Les ouvriers des arts et des sciences sont dans les mêmes conditions. Comment se trouve-t-il qu’il y ait des gens qui s’efforcent de tout leur pouvoir de prouver leur utilité?

La raison est que les véritables ouvriers des sciences et des arts ne s’arrogent aucuns droits; ils donnent les produits de leur travail; ces produits sont utiles, et ils n’ont aucun besoin de droits et de preuves à leurs droits. Mais la grande majorité de ceux qui se disent savants et artistes savent fort bien que ce qu’ils produisent ne vaut pas ce qu’ils consomment, et ce n’est qu’à cause de cela qu’ils se donnent tant de peines, comme les prêtres de tous les temps, de prouver que leur activité est indispensable au bien de l’humanité.
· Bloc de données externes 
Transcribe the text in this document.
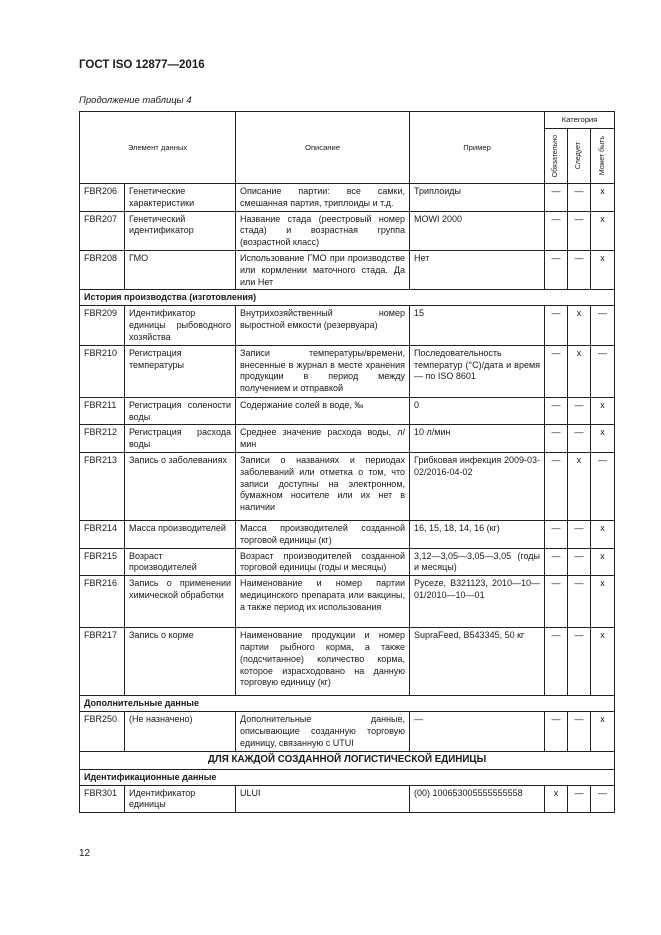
ГОСТ ISO 12877—2016
Продолжение таблицы 4
Элемент данных		Описание	Пример	Категория		

				Обязательно	Следует	Может быть

FBR206	Генетические характеристики	Описание партии: все самки, смешанная партия, триплоиды и т.д.	Триплоиды	—	—	x
FBR207	Генетический идентификатор	Название стада (реестровый номер стада) и возрастная группа (возрастной класс)	MOWI 2000	—	—	x
FBR208	ГМО	Использование ГМО при производстве или кормлении маточного стада. Да или Нет	Нет	—	—	x
История производства (изготовления)						
FBR209	Идентификатор единицы рыбоводного хозяйства	Внутрихозяйственный номер выростной емкости (резервуара)	15	—	x	—
FBR210	Регистрация температуры	Записи температуры/времени, внесенные в журнал в месте хранения продукции в период между получением и отправкой	Последовательность температур (°С)/дата и время — по ISO 8601	—	x	—
FBR211	Регистрация солености воды	Содержание солей в воде, ‰	0	—	—	x
FBR212	Регистрация расхода воды	Среднее значение расхода воды, л/мин	10 л/мин	—	—	x
FBR213	Запись о заболеваниях	Записи о названиях и периодах заболеваний или отметка о том, что записи доступны на электронном, бумажном носителе или их нет в наличии	Грибковая инфекция 2009-03-02/2016-04-02	—	x	—
FBR214	Масса производителей	Масса производителей созданной торговой единицы (кг)	16, 15, 18, 14, 16 (кг)	—	—	x
FBR215	Возраст производителей	Возраст производителей созданной торговой единицы (годы и месяцы)	3,12—3,05—3,05—3,05 (годы и месяцы)	—	—	x
FBR216	Запись о применении химической обработки	Наименование и номер партии медицинского препарата или вакцины, а также период их использования	Pyceze, B321123, 2010—10—01/2010—10—01	—	—	x
FBR217	Запись о корме	Наименование продукции и номер партии рыбного корма, а также (подсчитанное) количество корма, которое израсходовано на данную торговую единицу (кг)	SupraFeed, B543345, 50 кг	—	—	x
Дополнительные данные						
FBR250	(Не назначено)	Дополнительные данные, описывающие созданную торговую единицу, связанную с UTUI	—	—	—	x
ДЛЯ КАЖДОЙ СОЗДАННОЙ ЛОГИСТИЧЕСКОЙ ЕДИНИЦЫ						
Идентификационные данные						
FBR301	Идентификатор единицы	ULUI	(00) 100653005555555558	x	—	—
12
La science véritable et l’art véritable ont toujours existé et existeront toujours comme tous les autres modes de l’activité humaine, et il est impossible et inutile de les contester ou de les prouver.

Le faux rôle que jouent dans notre société les sciences et les arts provient de ce que les gens soi-disant civilisés, ayant à leur tête les savants et les artistes, sont une caste privilégiée comme les prêtres. Et cette caste a tous les défauts de toutes les castes. Elle a le défaut de dégrader et de rabaisser le principe en vertu duquel elle s’organise. Au lieu d’une vraie religion — une fausse. Au lieu d’une vraie science — une fausse. De même pour l’art. Elle a le défaut de peser sur les masses, et, pardessus cela, de les priver de ce qu’on prétend propager. Et le plus grand défaut, celui de la contradiction constante du principe qu’ils professent avec leur manière d’agir.

En exceptant ceux qui soutiennent le principe inepte de la science pour la science et de l’art pour l’art, les partisans de la civilisation sont obligés d’affirmer que la science et l’art sont un grand bien pour l’humanité.

En quoi consiste ce bien? Quels sont les signes par lesquels on puisse distinguer le bien du mal? Les partisans de la science et de l’art ont gardé de répondre à ces questions. Ils prétendent même que la définition du bien et du beau est impossible. «Le bien en général, disent-ils, le bien, le beau, ne peut être défini».